A los pocos días de su llegada recibieron la visita de una vecina llamada Anne Rubenstein. La puerta del jardincito estaba atrancada, pero ella la saltó sin vacilar y no se disculpó por su intromisión. Era rubia y nerviosa, se ponía y se quitaba continuamente sus gafas negras, y tenía a la vez unos modales bruscos y seductores que inquietaron a la joven pareja. Cuando estrechaba la mano daba la impresión de entablar un pulso, y la observación más banal, salida de su boca, parecía comportar una alusión sexual. Aunque fuera apenas mayor que ellos, Phil y Kleo se sentían como dos adolescentes desgarbados en presencia de una mujer que, a los treinta y un años, había enterrado ya a un marido y criaba sola a tres niñas.

Fueron convocados, más que invitados, a tomar algo. Anne no vivía muy lejos del pueblo, tenía una casa amplia y moderna, con un ventanal que daba a un patio, una chimenea circular en el centro del salón y los altavoces del equipo estereofónico empotrados en las paredes de un blanco impecable. Un caballo trotaba en el prado. Había tres cuartos de baño y la cocina semejaba a la cabina de una nave espacial. Era el tipo de decorado que suele verse en las fotos de las revistas, y que el autóctono de Berkeley se apresura a despreciar para evitar así tener que envidiarlo. Phil, que siempre había profesado plenamente ese tipo de desprecio, y a quien le parecía, como a Kleo, pintoresco y antiburgués que los fusibles de casa saltaran cada vez que enchufaba la tostadora, de pronto encontró miserable su vida de bohemio. Claro que no era el confort material lo que lo fascinaba, pero éste formaba parte de la atmósfera que rodeaba a Anne.

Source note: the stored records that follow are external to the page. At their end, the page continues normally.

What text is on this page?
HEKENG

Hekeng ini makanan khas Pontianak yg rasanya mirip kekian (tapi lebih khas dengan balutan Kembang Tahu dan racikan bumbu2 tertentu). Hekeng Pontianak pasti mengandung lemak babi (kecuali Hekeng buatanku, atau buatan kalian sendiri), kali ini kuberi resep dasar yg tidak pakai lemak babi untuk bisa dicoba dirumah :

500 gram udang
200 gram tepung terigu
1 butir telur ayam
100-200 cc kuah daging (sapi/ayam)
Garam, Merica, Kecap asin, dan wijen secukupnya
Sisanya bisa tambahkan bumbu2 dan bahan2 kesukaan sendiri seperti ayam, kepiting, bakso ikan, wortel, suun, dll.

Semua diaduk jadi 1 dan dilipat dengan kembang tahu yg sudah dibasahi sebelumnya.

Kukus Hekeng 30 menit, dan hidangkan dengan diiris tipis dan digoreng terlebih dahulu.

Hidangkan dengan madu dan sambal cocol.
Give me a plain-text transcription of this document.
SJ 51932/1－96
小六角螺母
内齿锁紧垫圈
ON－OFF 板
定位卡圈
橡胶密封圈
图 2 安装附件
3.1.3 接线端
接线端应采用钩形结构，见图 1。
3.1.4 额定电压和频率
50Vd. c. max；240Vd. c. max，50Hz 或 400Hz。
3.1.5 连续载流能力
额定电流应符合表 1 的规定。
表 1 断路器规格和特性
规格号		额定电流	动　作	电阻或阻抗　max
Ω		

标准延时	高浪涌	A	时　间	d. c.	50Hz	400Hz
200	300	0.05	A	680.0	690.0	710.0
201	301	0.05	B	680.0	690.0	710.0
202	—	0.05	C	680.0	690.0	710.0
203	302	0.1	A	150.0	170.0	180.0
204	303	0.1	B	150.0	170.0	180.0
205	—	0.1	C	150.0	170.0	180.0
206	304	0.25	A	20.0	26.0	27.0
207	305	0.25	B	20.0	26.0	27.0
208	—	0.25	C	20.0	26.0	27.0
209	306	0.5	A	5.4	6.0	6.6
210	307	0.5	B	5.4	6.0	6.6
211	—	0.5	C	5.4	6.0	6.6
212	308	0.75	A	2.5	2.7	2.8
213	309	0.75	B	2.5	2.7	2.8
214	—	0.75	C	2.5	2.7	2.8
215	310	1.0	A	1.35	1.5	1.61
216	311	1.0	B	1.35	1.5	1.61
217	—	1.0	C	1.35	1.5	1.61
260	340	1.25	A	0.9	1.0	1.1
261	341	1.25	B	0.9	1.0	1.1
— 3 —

Mientras ella se desplazaba por la habitación, vestida con una blusa y unos pantalones cortos de seda, él la seguía con la mirada, deslumbrado con su agilidad, los músculos de sus piernas bronceadas y la energía que emanaba de ella. Tenía la gracia de una bailarina, pero sin afectación alguna: imprecaba y decía palabras duras; le clavaba sus ojos verdes, como desafiándolo; luego, en un arranque repentino, retrocedía y se alejaba taconeando con sus sandalias de madera.

Se vieron de nuevo a solas, en cuanto Kleo se apartó. Anne lo llevó hasta los acantilados para enseñarle una playa que nadie, excepto ella, conocía, y que, según decía, era el punto más occidental de los Estados Unidos. Tuvieron que bajar con una cuerda, cosa que horrorizó a Phil, pero Anne lo acosó hasta que él decidió seguirla: nunca había encontrado a una mujer tan ágil y decidida. Al llegar a la orilla del mar, que bramaba con violencia, se pusieron a buscar huesos de ballenas, después se apoyaron contra una roca y hablaron. De Jung, que Anne admiraba hasta llegar a soñar con él, pasaron al club de aficionados a los ovnis.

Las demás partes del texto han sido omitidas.